November 4, 2016
Umoja Expands Our Team
As our impact continues to increase throughout the city of Chicago, so does the growth of the Umoja team!
This summer, we welcomed eight new staff members and two interns. Each one brings unique professional perspectives to the work and individual stories as to why working at Umoja matters to them. Most significantly, our new staff came to the work, their roles, their teams, and their schools ready. They are ready to ask the right questions, ready to listen, and ready to engage. Umoja is thrilled to have such dedicated and enthusiastic individuals join the family!
George Jackson (pictured below), who is part of this new hire group, has a significant history working with and for young people throughout Chicago. We asked him about his unique perspective:
You worked on the enforcement side of school discipline for a number of years as a Security Officer at Sullivan High School and with the CPS District Office of Safety & Security. What insights do you bring to Umoja after having seen both the punitive and restorative approaches to discipline and conflict resolution?

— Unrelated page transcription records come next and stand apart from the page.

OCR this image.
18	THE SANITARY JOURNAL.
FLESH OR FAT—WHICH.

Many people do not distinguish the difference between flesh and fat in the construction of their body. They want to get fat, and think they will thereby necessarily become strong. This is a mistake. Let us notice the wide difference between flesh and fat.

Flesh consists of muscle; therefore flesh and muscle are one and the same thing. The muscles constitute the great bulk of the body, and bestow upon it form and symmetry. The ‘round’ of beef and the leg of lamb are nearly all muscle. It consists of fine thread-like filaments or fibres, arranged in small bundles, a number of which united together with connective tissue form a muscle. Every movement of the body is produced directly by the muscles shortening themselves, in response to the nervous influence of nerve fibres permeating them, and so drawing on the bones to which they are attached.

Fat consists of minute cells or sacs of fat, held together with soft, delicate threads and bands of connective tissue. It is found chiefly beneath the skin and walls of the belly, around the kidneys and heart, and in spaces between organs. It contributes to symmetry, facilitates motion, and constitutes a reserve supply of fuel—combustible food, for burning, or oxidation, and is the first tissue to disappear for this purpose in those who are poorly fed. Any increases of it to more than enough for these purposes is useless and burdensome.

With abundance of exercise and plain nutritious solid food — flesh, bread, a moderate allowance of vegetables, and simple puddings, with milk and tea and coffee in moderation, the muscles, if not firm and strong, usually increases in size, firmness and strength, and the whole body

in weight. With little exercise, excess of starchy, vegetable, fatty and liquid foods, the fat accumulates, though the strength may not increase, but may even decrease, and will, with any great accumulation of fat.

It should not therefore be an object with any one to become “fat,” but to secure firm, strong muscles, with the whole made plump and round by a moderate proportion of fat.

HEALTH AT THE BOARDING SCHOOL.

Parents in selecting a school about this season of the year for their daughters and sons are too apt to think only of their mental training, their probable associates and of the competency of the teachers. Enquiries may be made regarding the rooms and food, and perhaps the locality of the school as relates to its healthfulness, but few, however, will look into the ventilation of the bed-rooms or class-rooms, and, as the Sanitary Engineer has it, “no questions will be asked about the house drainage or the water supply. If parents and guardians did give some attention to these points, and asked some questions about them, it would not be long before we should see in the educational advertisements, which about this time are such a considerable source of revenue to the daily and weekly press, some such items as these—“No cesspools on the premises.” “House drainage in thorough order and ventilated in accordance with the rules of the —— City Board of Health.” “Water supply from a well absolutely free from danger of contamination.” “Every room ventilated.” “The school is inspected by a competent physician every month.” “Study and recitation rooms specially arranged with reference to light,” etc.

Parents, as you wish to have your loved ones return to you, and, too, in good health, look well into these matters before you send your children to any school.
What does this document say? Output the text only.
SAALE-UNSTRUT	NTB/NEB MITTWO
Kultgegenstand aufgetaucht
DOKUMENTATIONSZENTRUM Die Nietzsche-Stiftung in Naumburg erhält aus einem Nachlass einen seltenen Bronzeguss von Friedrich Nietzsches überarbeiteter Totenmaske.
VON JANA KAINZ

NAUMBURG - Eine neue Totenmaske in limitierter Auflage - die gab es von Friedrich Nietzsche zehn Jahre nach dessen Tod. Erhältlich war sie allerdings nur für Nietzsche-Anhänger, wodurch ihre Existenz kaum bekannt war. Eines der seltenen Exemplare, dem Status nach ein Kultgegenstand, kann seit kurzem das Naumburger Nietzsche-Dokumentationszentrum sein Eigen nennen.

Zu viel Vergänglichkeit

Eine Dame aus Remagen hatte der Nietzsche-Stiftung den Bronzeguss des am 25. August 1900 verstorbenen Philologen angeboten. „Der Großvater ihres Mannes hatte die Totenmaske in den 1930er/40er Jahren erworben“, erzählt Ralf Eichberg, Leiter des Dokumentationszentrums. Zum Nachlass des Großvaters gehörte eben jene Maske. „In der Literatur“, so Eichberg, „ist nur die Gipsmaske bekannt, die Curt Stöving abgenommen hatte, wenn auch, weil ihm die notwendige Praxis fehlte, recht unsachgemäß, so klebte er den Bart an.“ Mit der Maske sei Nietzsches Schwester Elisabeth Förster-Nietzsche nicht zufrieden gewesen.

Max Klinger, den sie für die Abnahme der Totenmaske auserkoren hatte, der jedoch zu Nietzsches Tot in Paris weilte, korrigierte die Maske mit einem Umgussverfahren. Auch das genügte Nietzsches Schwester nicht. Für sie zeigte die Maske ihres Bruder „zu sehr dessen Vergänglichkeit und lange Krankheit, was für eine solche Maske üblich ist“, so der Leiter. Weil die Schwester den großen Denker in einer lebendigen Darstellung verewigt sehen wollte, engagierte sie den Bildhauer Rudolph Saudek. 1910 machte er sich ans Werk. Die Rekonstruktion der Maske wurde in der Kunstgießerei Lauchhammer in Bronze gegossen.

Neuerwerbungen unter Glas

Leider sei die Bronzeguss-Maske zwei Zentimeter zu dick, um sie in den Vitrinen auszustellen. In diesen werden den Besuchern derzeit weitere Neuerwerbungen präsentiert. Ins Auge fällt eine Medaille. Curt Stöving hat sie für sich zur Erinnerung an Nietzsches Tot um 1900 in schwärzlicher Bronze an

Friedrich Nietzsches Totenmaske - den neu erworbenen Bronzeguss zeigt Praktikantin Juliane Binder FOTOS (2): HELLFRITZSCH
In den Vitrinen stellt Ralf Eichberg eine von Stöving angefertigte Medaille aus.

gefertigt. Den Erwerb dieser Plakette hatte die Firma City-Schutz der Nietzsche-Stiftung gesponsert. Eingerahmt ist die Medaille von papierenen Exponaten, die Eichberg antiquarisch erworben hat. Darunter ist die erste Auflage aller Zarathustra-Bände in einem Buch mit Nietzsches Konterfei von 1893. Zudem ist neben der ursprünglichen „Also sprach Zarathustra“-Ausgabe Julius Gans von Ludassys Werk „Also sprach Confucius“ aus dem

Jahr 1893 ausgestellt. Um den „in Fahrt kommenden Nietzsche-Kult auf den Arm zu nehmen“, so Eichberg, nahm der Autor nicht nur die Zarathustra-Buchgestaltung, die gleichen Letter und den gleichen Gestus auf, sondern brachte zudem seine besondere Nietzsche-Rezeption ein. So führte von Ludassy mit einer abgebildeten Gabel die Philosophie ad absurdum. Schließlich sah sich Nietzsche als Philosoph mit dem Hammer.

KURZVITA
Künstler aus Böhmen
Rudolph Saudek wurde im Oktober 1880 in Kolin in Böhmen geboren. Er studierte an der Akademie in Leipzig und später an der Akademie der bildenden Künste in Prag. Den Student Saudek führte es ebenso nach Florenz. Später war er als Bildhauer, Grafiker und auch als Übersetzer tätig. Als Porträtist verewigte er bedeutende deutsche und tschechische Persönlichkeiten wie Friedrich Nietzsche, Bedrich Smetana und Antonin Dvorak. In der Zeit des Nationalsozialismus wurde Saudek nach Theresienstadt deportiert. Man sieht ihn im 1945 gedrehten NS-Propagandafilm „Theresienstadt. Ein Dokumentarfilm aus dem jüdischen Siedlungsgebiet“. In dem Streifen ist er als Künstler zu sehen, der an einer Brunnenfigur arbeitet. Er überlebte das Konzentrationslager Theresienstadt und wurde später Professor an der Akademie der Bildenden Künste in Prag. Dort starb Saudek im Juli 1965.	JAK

“At the district Office of Safety & Security, we had a ‘Daily Student Shot Chart’ where we tracked the number of kids 19 and under shot on a daily basis. I started to understand that suspending kids and sending them home just sent them into the fire. They were better off in the building and learning than out of the building and getting in trouble or becoming a victim of violent crimes.
This work is all about relationships, trust, love, and respect. I love each and every kid like they were my own. I believe that seeing both sides helps me to understand the breakdown in relationships, trust, love, and respect between teacher and student. It allows me to understand why the breakdown exists and how to improve it. It also helps me to relate to staff in a more productive manner because they know I understand their plight. Coaching on what respect looks, feels, and sounds like really helps in a building where respect is being fought for on both sides.”
George is currently a Restorative Justice Specialist in our brand new Peace Room at Al Raby High School, and he is optimistic for the year ahead. “I’m excited about building really good relationships in the building, whether adult or student. I’m also excited about seeing an overall change in the culture of the building. We know it will take some time; it’s not a quick fix."